= David Bartlett (criminologist) =

Australian criminologist and TV personality

David Bartlett (c. 1972) is an Australian criminologist, risk expert, academic and TV personality. He is best known as an expert panellist on popular ABC iview series Crime Night!, where he appears alongside host Julia Zemiro and fellow criminologist Professor Danielle Reynald..

== Early life and education ==

Dr David Bartlett grew up in Beaudesert, Queensland where he attended Beaudesert State High School. He subsequently studied psychology and criminology at Griffith University and business at the University of New England, before completing a PhD in criminology at Griffith University.

== Career ==

Bartlett commenced his career straight from school, working in his local courthouse and went on to work across a number of Queensland government departments mainly in criminal justice and health. He subsequently left the public service to pursue an academic career.
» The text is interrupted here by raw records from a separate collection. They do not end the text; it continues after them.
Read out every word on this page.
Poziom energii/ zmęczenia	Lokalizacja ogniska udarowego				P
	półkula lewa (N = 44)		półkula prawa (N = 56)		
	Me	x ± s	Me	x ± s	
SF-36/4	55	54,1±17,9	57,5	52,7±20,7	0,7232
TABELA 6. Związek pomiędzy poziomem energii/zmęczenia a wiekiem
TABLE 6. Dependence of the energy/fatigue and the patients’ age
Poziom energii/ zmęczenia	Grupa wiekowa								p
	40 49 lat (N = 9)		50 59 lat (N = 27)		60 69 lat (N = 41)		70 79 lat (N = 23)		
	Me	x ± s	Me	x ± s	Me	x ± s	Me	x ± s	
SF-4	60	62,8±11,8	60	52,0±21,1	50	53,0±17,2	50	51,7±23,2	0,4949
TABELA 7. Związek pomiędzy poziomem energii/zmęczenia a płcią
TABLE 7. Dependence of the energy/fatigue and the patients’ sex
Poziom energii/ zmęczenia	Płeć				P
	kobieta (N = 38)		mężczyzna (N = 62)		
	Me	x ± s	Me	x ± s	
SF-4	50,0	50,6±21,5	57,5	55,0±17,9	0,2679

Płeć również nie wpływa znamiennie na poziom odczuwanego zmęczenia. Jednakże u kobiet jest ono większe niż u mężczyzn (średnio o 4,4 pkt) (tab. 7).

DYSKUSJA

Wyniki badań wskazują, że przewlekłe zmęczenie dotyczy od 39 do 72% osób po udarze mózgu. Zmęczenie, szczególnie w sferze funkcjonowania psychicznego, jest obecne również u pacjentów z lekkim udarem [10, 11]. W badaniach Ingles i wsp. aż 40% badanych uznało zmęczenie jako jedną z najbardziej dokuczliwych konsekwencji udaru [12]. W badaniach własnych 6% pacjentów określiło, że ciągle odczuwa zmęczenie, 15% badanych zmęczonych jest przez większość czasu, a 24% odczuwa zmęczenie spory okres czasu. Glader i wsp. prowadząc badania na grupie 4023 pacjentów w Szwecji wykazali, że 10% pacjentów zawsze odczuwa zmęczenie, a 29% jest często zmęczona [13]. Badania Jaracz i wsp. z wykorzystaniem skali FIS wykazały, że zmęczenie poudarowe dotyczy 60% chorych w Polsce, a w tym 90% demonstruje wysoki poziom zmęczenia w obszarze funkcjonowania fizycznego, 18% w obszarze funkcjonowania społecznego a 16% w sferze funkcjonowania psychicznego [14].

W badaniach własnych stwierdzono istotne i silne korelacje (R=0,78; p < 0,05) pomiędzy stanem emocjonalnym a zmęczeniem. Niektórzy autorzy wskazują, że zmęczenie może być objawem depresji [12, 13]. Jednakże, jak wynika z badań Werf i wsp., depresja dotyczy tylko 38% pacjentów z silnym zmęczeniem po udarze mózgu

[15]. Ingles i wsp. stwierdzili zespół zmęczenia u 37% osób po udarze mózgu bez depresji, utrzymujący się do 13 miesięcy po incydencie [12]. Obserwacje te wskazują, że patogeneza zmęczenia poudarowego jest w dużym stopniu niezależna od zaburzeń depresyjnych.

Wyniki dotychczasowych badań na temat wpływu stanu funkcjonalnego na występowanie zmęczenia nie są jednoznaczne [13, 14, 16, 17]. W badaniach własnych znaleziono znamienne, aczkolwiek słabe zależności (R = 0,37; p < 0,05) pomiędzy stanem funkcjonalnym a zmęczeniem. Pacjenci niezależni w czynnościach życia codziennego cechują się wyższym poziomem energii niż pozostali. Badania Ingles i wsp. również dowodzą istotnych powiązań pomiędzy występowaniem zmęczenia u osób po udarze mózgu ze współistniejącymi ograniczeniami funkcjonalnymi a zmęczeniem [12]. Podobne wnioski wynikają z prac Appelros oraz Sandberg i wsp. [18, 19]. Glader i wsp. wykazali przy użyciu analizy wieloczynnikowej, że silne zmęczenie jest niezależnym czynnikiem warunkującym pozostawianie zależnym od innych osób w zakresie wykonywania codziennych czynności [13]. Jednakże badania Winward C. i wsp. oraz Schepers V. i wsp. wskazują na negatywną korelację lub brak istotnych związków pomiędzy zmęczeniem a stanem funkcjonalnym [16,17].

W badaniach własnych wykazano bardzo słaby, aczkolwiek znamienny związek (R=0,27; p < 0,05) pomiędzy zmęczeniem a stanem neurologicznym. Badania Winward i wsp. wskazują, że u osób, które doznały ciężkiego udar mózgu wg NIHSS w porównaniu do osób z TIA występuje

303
As an academic at Griffith University, he taught courses focused on white collar crime, psychology of crime, environmental criminology and crime statistics and was the recipient of teaching awards. His research includes a national study of Corporate Crime in Australia, regulatory offending and alcohol related violence. He has also published on topics including crime statistics, on how to better protect children from being victimised in childcare, and crime harm.

Bartlett served as the Director of Postgraduate and Continuing Education at Griffith University’s School of Criminology and Criminal Justice before leaving academia to commence his consulting practice, BDK Insights.

== Media Career ==

Bartlett commenced his media career in 2025 as an expert panellist on the ABC iview series Crime Night!, a six part series exploring the science and psychology of crime.

Hosted by well known Australian TV personality Julia Zemiro and produced by Frank Bruzzese and David Forster, Crime Night! debuted as the most watched TV show in its time slot.

== Board Roles ==

Bartlett has served on the boards of several organisations including Court Network, Sakura Education Foundation, Hepatitis Queensland and the Queensland Police Service’s Gold Coast Community Policing Board.

== Personal life ==

Bartlett is married with two children and lives in the Gold Coast hinterland

On episode 6 of Crime Night! he disclosed to comedian Susie Youssef that he has Coeliac Disease.